Different recipe, same sauce for leishmaniasis drug

Just north of Antarctica and a little east of the southern tip of South America is the Scotia Sea. Besides glimpses of an occasional iceberg, these waters offer little to tourists.

To biologists, however, the Scotia Sea possesses a diverse ecosystem that is a source of drugs and other therapeutic agents. Such was the case in 2014, when the discovery of shagene A, a compound effective against the parasitic disease leishmaniasis, was reported. A new study in Agnewandte Chemie by Kyoto University removes the need to visit this remote region by describing the total synthesis of the tricyclic terpenoid.

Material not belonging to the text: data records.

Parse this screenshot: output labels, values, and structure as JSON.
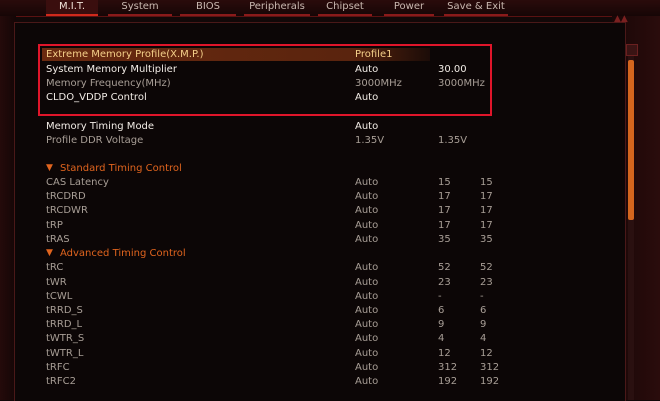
{
  "tabs": [
    "M.I.T.",
    "System",
    "BIOS",
    "Peripherals",
    "Chipset",
    "Power",
    "Save & Exit"
  ],
  "memory_settings": [
    {
      "name": "Extreme Memory Profile(X.M.P.)",
      "value": "Profile1",
      "value2": ""
    },
    {
      "name": "System Memory Multiplier",
      "value": "Auto",
      "value2": "30.00"
    },
    {
      "name": "Memory Frequency(MHz)",
      "value": "3000MHz",
      "value2": "3000MHz"
    },
    {
      "name": "CLDO_VDDP Control",
      "value": "Auto",
      "value2": ""
    },
    {
      "name": "Memory Timing Mode",
      "value": "Auto",
      "value2": ""
    },
    {
      "name": "Profile DDR Voltage",
      "value": "1.35V",
      "value2": "1.35V"
    }
  ],
  "standard_timing": {
    "title": "Standard Timing Control",
    "rows": [
      {
        "name": "CAS Latency",
        "value": "Auto",
        "a": "15",
        "b": "15"
      },
      {
        "name": "tRCDRD",
        "value": "Auto",
        "a": "17",
        "b": "17"
      },
      {
        "name": "tRCDWR",
        "value": "Auto",
        "a": "17",
        "b": "17"
      },
      {
        "name": "tRP",
        "value": "Auto",
        "a": "17",
        "b": "17"
      },
      {
        "name": "tRAS",
        "value": "Auto",
        "a": "35",
        "b": "35"
      }
    ]
  },
  "advanced_timing": {
    "title": "Advanced Timing Control",
    "rows": [
      {
        "name": "tRC",
        "value": "Auto",
        "a": "52",
        "b": "52"
      },
      {
        "name": "tWR",
        "value": "Auto",
        "a": "23",
        "b": "23"
      },
      {
        "name": "tCWL",
        "value": "Auto",
        "a": "-",
        "b": "-"
      },
      {
        "name": "tRRD_S",
        "value": "Auto",
        "a": "6",
        "b": "6"
      },
      {
        "name": "tRRD_L",
        "value": "Auto",
        "a": "9",
        "b": "9"
      },
      {
        "name": "tWTR_S",
        "value": "Auto",
        "a": "4",
        "b": "4"
      },
      {
        "name": "tWTR_L",
        "value": "Auto",
        "a": "12",
        "b": "12"
      },
      {
        "name": "tRFC",
        "value": "Auto",
        "a": "312",
        "b": "312"
      },
      {
        "name": "tRFC2",
        "value": "Auto",
        "a": "192",
        "b": "192"
      }
    ]
  },
  "colors": {
    "accent": "#e0641e",
    "highlight_border": "#e0152a",
    "selected_text": "#f5d08a",
    "scrollbar": "#d4661e"
  },
  "icons": {
    "section_toggle": "triangle-down-icon",
    "scroll_up": "chevron-up-icon"
  }
}
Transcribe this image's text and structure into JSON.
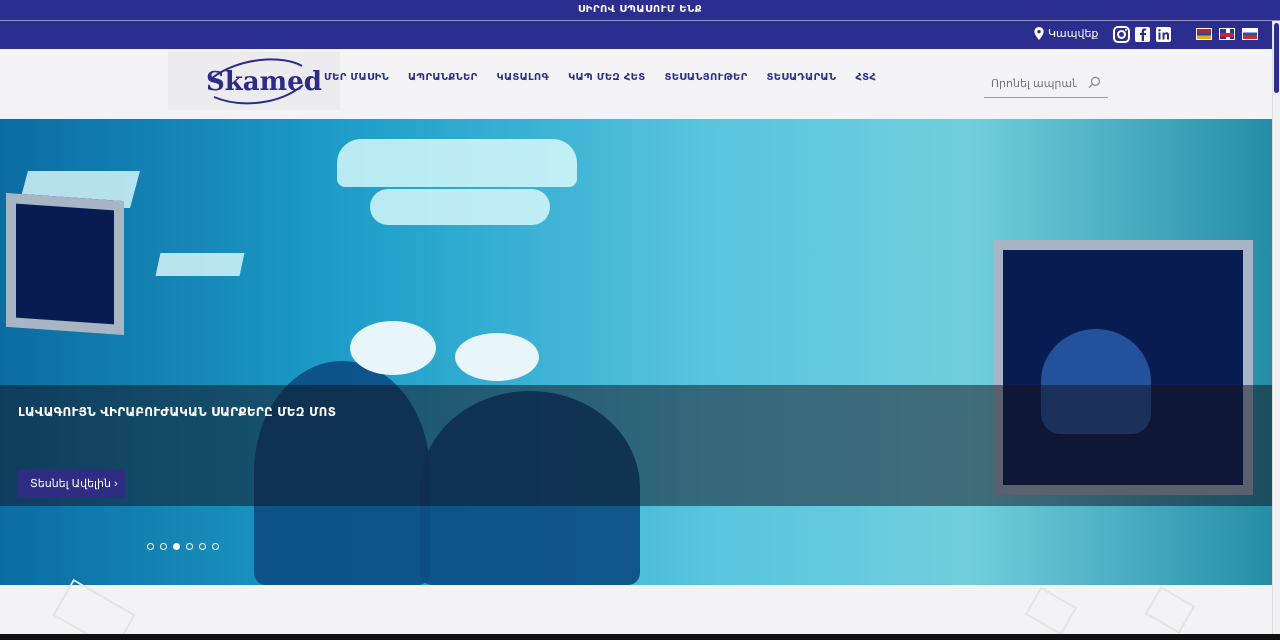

In contrast to orphan diseases, which receive little attention because patients are few, leishmaniasis is one of many neglected tropical diseases afflicting a billion people, typically the poor in developing countries. Leishmaniasis alone affects more than 10 million people worldwide, with another million new infections every year.

Drugs for the disease are available, but some require injection and have detrimental side effects. Shagene A, on the other hand, kills the responsible parasite without side effects. The problem, according to research team leader Chihiro Tsukano, is the compound’s availability.

“This natural compound can only be obtained in very small quantities, and since our sample has been used up no further research is possible,” he notes.

These same therapeutic properties make shagene A an attractive seed for drug discovery, but along with its rarity, its unstable, distorted structure makes it a challenge to synthesize in the lab.

The instability of shagenes comes from their congested 3/6/5 tricyclic ring system. To synthesize the structure of shagene A, the team designed a total synthesis of 21 steps that depends on three key reactions, each using a different transition metal catalyst. Among them, one was especially significant, remarks Yoshiji Takemoto, another author of the study.

“We envisaged a catalyzed double-bond isomerization of alkylidene cyclopropane to relieve the strain.” This reaction depended on using ketones as a directing group, an approach that Takemoto adds, “has no precedent.”

This strategy allowed the researchers to produce multiple tricyclic rings systems with different substitution patterns, including ones causing the instability seen with shagene A.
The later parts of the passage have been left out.